In my comments on the post, I didn’t even ADDRESS the fact that groceries are food stamps, which is a separate program from welfare, but the kind of mind-set that posts or reposts that kind of picture just lumps them all together anyway. Not to mention “extra illegal things” being poor phrasing. Again, with the mindset of the type of person who posts these, it’s illegal things that are extra, not things that are somehow over and above being merely illegal (like extra special). I just pointed out that private companies can drug test all day long and fire you for failing, just like they can have a gay-friendly or gay-neutral policy and fire you for shooting off your homophobic mouth in a public forum because you make them look bad. Private companies are not the government and can do things the government can’t do.
Let me repeat that.
Private companies are not the government and can do things the government can’t do.
The Fourth Amendment protects against unreasonable searches, and drug testing as a requirement for applying for welfare of any variety constitutes an unreasonable search, because just applying for welfare does not, I repeat not constitute reasonable probable cause to assume someone is consuming an illegal substance.
There’s also the logical fallacy of assuming that someone applying for welfare isn’t working for their money. Many junior enlisted… active duty junior enlisted are on food stamps because military pay isn’t enough to cover what they need to feed their families. That discounts the guard and reserve servicemen and -women who aren’t on active status and having problems of their own with companies wiggling around the law requiring them to keep jobs open for those returning from active status or even simply finding a civilian job in the first place.

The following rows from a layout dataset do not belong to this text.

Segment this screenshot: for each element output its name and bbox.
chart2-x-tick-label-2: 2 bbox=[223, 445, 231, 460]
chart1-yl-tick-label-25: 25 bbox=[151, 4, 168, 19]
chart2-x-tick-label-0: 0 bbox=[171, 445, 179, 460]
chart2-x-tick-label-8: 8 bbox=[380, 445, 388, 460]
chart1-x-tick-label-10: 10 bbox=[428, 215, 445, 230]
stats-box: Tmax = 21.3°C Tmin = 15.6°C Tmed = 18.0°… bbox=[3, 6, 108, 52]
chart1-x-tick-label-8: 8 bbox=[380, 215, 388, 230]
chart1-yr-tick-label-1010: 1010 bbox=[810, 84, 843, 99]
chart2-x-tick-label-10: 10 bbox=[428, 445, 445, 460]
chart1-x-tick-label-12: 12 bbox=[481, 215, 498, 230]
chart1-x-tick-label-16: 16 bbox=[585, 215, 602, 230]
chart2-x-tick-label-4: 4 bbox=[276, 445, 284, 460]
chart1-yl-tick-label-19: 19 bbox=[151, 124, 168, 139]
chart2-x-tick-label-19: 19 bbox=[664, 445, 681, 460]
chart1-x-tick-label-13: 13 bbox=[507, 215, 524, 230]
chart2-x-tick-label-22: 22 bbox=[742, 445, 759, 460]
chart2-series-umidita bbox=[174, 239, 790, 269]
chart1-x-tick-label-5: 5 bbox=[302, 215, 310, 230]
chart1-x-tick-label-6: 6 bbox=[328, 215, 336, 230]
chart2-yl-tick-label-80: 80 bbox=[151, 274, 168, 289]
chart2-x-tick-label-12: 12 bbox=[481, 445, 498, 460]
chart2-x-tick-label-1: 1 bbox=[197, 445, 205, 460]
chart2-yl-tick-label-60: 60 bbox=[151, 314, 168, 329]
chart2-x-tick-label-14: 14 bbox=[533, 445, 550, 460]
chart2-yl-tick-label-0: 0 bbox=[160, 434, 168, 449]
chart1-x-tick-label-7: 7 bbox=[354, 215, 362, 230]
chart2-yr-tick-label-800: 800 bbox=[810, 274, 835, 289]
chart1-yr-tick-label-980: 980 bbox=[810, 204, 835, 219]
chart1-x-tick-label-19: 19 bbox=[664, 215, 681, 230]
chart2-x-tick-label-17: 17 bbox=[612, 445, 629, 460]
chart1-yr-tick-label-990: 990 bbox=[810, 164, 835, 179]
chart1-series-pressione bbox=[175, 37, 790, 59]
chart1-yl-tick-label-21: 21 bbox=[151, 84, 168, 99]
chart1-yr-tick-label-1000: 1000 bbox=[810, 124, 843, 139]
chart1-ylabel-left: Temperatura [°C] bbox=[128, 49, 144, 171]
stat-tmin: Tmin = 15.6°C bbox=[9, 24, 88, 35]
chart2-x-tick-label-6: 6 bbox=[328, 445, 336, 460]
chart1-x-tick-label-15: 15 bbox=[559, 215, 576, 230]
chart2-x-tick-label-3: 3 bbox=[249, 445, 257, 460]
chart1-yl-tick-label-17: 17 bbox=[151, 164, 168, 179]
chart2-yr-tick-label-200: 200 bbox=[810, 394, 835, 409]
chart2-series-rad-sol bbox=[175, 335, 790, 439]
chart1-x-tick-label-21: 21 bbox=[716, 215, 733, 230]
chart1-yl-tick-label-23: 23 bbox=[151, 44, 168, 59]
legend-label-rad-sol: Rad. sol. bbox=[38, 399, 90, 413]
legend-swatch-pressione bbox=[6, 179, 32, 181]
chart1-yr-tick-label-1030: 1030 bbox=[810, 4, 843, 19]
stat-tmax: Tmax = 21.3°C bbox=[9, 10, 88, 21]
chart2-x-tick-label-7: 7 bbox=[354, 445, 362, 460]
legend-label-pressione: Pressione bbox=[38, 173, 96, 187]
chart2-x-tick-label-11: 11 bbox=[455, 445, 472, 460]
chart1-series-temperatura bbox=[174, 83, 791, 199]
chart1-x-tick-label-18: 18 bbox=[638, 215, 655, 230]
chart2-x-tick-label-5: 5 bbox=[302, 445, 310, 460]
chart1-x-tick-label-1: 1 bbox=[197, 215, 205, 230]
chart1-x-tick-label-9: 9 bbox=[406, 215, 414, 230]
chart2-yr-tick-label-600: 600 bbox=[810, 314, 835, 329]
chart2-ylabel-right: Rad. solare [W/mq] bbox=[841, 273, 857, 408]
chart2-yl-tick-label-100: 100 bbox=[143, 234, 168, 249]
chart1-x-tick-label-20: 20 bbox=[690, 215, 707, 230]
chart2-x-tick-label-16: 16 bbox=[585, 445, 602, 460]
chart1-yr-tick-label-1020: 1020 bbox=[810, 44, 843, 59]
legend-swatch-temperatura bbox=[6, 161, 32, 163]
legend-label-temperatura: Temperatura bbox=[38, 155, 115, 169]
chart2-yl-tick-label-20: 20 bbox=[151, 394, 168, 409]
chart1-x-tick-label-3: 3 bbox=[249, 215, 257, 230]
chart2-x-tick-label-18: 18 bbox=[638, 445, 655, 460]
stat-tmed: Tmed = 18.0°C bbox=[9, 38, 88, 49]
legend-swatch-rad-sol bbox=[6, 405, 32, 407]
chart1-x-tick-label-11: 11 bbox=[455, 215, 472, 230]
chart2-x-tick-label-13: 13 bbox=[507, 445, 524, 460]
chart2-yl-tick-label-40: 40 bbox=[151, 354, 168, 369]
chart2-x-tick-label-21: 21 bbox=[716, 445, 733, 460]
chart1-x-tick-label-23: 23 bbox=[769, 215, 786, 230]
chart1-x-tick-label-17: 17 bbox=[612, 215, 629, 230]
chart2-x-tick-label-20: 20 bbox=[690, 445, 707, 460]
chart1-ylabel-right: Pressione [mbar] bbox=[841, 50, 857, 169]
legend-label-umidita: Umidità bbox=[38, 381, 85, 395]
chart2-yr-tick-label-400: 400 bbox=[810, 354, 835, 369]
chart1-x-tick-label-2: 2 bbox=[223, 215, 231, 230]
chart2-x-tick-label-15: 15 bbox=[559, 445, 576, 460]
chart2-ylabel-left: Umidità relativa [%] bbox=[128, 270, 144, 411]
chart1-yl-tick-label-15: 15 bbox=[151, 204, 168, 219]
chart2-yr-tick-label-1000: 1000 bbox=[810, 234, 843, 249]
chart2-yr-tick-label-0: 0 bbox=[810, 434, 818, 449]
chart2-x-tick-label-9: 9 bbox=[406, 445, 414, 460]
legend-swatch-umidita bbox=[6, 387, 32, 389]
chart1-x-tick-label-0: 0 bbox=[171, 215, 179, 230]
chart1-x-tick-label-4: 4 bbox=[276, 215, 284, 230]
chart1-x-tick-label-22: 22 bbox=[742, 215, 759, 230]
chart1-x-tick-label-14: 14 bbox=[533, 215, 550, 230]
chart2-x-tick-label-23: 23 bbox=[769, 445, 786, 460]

Or a 38-year-old mother with breast cancer who lost her job for failing a drug test due to using medical marijuana and is refused aid for failing the drug test, even though she can no longer afford to feed her kids, much less the medical marijuana that makes it so she can actually keep anything down, not that that would be a problem much longer, because she’d no longer be able to afford the chemo that was giving her the nausea anyway, at least until she was able to get coverage through the Affordable Care Act which most of these people are against as well. She’d also have the unmitigated hell of trying to find a provider who took Medicaid.
It’s the mindset of “I don’t want my hard-earned money going to taxes that pay for cushy lifestyles for lazy, shiftless druggies.” that completely ignores the very real human beings at the bottom-most rungs of society’s ladder, that assumes the examples I provided are the exceptions proving the rule.
I think what pisses me off the most is that so many of the people with this Fox News-inspired mindset claim to be Christian. Where the everliving hell is their Christian charity and freaking compassion?